I was meaning to write about some of the new openinfocard features this weekend, but instead I spent my time trying to get the openinfocard selector working against the
Windows Live Beta site supporting Information Cards. I finally found the problem and really just could not believe it. A few months ago, I received a similar, yet unrelated, bug report against my own libraries. A person was using my wsse/xmlsec libs to communicate against a .NET SOAP service that required messages to be signed and told me that it would not work unless the XMLDSIG elements used a default namespace. This means that
... would work, while
.. would not. Anyone who works with XML is fully aware that these two are exactly the same, so I just couldn't accept that. In fact, when mixing namespace (as often is the case when working with XMLDSIG and XMLENC) its easier to read the document when prefixes are used.
Within my libraries, I do prefix namespaces. Unfortunately for that person, I did not believe them and stressed that it had to be a coding error either on their part or from the service provider. Note that I didn't just dismiss their report. I was unable to reproduce the issue, was not given access to test against their service, do successfully interoperate with other .NET systems, and have a large number of users implementing my code against .NET services employing encryption and digital signatures. I hadn't heard anything more and ended up forgetting about it... that is until now.
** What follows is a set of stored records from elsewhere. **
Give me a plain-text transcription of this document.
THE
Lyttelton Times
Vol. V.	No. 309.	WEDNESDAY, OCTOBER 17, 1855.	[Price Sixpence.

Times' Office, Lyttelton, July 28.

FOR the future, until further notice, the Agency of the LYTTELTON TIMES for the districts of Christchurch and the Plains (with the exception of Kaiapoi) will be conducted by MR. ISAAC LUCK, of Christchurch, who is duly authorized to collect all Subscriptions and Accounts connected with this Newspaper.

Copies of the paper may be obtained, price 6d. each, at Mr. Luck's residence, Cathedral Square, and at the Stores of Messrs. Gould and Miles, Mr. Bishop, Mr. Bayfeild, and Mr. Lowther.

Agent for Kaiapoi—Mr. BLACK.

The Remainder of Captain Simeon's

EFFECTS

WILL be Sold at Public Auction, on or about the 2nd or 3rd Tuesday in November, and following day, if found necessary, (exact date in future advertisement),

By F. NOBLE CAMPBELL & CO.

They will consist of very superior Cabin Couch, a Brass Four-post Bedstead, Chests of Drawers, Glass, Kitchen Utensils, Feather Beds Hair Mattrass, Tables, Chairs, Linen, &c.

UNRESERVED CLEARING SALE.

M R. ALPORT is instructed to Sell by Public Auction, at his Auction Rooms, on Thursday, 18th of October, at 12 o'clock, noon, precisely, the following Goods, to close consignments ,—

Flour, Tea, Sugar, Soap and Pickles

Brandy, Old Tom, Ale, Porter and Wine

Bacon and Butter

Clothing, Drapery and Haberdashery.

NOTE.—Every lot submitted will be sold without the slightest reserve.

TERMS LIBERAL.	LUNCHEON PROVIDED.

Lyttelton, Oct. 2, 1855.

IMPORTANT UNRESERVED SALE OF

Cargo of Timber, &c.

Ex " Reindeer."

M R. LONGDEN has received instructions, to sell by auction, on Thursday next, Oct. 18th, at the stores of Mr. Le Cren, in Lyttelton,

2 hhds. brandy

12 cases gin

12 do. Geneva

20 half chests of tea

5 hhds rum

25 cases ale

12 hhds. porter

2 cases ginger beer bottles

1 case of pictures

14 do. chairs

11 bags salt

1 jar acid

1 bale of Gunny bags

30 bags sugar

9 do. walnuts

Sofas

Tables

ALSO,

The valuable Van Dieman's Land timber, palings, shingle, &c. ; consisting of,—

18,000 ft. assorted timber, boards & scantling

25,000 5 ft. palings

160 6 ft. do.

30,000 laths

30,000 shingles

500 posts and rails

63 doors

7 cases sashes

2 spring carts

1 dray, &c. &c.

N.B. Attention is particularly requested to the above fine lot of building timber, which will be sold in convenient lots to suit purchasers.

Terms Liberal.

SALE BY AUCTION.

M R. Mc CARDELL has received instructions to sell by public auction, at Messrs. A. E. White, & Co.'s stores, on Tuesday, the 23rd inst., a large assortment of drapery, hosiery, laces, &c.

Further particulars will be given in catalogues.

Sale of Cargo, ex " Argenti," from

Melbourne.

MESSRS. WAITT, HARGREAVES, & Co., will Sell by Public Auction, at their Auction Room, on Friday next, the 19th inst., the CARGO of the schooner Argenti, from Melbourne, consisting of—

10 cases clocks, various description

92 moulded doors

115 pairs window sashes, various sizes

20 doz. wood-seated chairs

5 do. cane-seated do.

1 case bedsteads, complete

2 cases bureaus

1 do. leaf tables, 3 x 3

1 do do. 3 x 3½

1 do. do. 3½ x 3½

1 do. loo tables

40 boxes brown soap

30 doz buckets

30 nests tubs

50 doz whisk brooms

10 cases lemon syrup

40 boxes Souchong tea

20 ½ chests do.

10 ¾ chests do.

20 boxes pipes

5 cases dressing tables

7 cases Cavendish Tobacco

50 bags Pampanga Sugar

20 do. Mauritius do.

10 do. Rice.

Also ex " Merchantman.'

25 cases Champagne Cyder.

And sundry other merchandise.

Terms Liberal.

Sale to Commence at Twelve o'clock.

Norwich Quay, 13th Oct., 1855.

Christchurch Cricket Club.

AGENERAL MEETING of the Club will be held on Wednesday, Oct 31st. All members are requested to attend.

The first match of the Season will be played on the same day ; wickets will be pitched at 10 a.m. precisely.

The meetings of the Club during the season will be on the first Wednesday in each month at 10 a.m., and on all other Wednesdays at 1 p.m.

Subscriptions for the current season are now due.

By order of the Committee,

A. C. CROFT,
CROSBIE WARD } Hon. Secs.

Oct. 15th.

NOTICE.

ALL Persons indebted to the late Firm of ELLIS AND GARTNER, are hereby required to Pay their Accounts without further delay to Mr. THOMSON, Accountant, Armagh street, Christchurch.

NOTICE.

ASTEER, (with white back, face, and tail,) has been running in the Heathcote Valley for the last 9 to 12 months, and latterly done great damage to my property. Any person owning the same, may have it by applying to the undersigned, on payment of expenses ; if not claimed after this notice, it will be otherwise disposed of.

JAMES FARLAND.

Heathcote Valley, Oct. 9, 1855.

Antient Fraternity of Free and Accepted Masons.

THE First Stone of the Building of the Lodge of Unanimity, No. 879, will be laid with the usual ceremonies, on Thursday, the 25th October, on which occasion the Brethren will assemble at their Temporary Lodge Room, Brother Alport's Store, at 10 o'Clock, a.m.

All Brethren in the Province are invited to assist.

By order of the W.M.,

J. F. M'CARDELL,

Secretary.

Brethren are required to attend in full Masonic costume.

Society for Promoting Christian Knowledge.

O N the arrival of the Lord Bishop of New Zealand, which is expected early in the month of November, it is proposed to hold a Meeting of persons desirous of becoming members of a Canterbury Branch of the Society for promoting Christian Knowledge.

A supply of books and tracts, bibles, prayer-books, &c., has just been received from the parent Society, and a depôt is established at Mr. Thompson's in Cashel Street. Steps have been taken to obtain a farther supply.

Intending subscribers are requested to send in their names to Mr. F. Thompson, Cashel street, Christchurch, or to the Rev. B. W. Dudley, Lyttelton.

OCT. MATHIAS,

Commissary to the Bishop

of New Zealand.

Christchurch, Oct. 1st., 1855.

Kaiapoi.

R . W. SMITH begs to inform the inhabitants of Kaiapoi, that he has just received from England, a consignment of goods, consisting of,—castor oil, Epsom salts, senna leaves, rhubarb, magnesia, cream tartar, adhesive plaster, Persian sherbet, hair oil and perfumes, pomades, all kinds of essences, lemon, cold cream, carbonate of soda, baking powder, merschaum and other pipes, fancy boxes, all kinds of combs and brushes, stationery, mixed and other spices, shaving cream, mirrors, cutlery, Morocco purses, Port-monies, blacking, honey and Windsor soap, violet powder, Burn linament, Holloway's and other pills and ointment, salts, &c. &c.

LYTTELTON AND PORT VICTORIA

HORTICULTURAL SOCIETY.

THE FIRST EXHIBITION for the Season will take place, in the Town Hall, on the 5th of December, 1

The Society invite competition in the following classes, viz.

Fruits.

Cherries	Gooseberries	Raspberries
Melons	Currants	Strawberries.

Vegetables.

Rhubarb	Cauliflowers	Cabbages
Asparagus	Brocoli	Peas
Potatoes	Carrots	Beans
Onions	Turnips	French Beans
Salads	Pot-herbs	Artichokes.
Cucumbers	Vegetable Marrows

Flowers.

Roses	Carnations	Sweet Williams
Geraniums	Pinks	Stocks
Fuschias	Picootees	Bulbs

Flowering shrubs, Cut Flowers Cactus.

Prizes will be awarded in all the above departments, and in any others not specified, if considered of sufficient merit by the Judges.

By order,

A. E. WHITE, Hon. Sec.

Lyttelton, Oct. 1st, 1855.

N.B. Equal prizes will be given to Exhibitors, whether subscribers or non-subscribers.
Over the weekend, I spent a good amount of time comparing tokens from various selectors and trying different parameters. There were only two differences between tokens from Openinfocard and those from CardSpace. The first, which I spent most of my time on, was the timestamps. CardSpace provides a full hour for token validity. Openinfocard, on the other hand, allows the token 10 minutes of validity. I have run into a number of problems in the past due to the clock from either the client or server not being in synch. A fudge factor is usually built into the interactions (the client might set their NotBefore time to a few minutes prior to the current time, and the server might allow an extra ten minutes past the expire time), but I have seen cases, especially due to day light savings and systems not being updated, that the clocks between the client and server are too far off and the token is not considered valid when submitted. Anyways, this didn't end up being the problem.
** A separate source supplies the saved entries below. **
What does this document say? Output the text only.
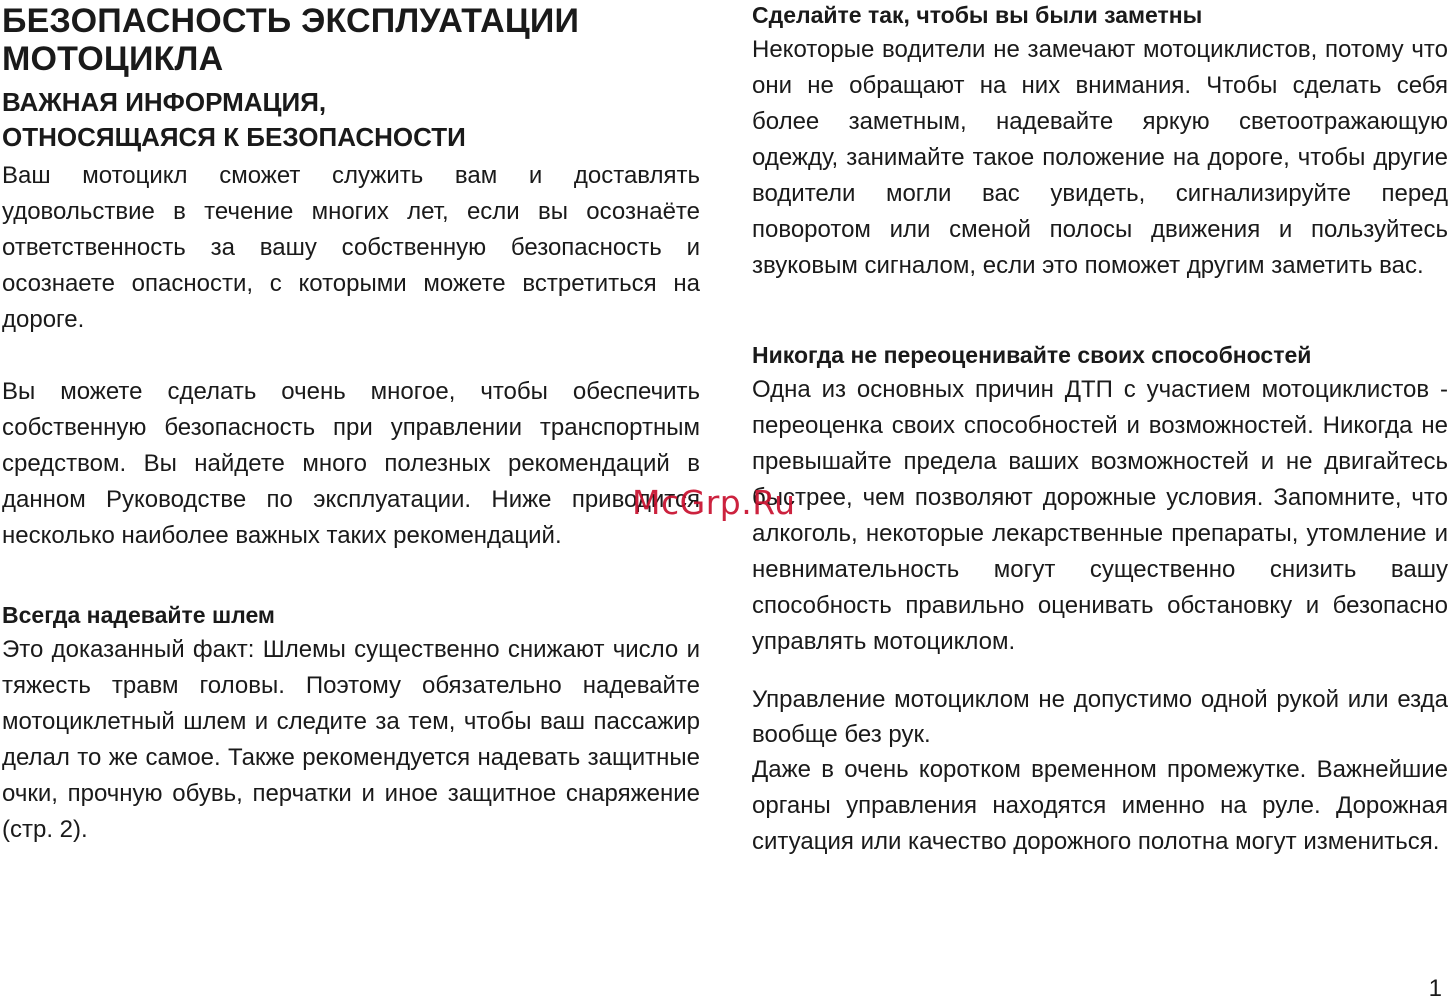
БЕЗОПАСНОСТЬ ЭКСПЛУАТАЦИИ МОТОЦИКЛА
ВАЖНАЯ ИНФОРМАЦИЯ,
ОТНОСЯЩАЯСЯ К БЕЗОПАСНОСТИ

Ваш мотоцикл сможет служить вам и доставлять удовольствие в течение многих лет, если вы осознаёте ответственность за вашу собственную безопасность и осознаете опасности, с которыми можете встретиться на дороге.

Вы можете сделать очень многое, чтобы обеспечить собственную безопасность при управлении транспортным средством. Вы найдете много полезных рекомендаций в данном Руководстве по эксплуатации. Ниже приводится несколько наиболее важных таких рекомендаций.

Всегда надевайте шлем

Это доказанный факт: Шлемы существенно снижают число и тяжесть травм головы. Поэтому обязательно надевайте мотоциклетный шлем и следите за тем, чтобы ваш пассажир делал то же самое. Также рекомендуется надевать защитные очки, прочную обувь, перчатки и иное защитное снаряжение (стр. 2).

Сделайте так, чтобы вы были заметны

Некоторые водители не замечают мотоциклистов, потому что они не обращают на них внимания. Чтобы сделать себя более заметным, надевайте яркую светоотражающую одежду, занимайте такое положение на дороге, чтобы другие водители могли вас увидеть, сигнализируйте перед поворотом или сменой полосы движения и пользуйтесь звуковым сигналом, если это поможет другим заметить вас.

Никогда не переоценивайте своих способностей

Одна из основных причин ДТП с участием мотоциклистов - переоценка своих способностей и возможностей. Никогда не превышайте предела ваших возможностей и не двигайтесь быстрее, чем позволяют дорожные условия. Запомните, что алкоголь, некоторые лекарственные препараты, утомление и невнимательность могут существенно снизить вашу способность правильно оценивать обстановку и безопасно управлять мотоциклом.

Управление мотоциклом не допустимо одной рукой или езда вообще без рук.

Даже в очень коротком временном промежутке. Важнейшие органы управления находятся именно на руле. Дорожная ситуация или качество дорожного полотна могут измениться.

McGrp.Ru
1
Come to find out, the Windows Live Beta site has the exact same problem when dealing with the SAML token as the bug reported I told you about before. The issue is unrelated to the client code (so thankfully it wasn't an issue in my library - written in PHP); Openinfocard, which is the selector having a problem working with Windows Live, is in fact written in Java, and also prefixes namespaces. After altering the openinfocard code to use default namespaces, building new jars, installing the new jars and restarting firefox (sounds simple, yet REALLY time consuming), I finally got Windows Live to accept my Infocard. The underlying problem itself still eludes me. All I know is that the issue lies on the server side. I have no idea if this is a problem stemming from a particular version of the .NET libraries or if a third party library is being used.
Either way, I would have expected more from Microsoft. It's forgivable that a developer from a small company might use an outside library to work with digital signatures (that also happens to be buggy), but for a company that pushes the WS-* stack (XML Digital Signatures being a core component of WS-Security) and provides core libraries for working with it, this is a serious issue. It also seems to not be isolated either; as exemplified by the same issue against a .NET SOAP service.
Now hopefully someone can get me some answers to where this problem stems from so in the future I have a little more insight if I personally end up encounter it when dealing with a SOAP service; or at least can provide some help to someone reporting the issue to me again.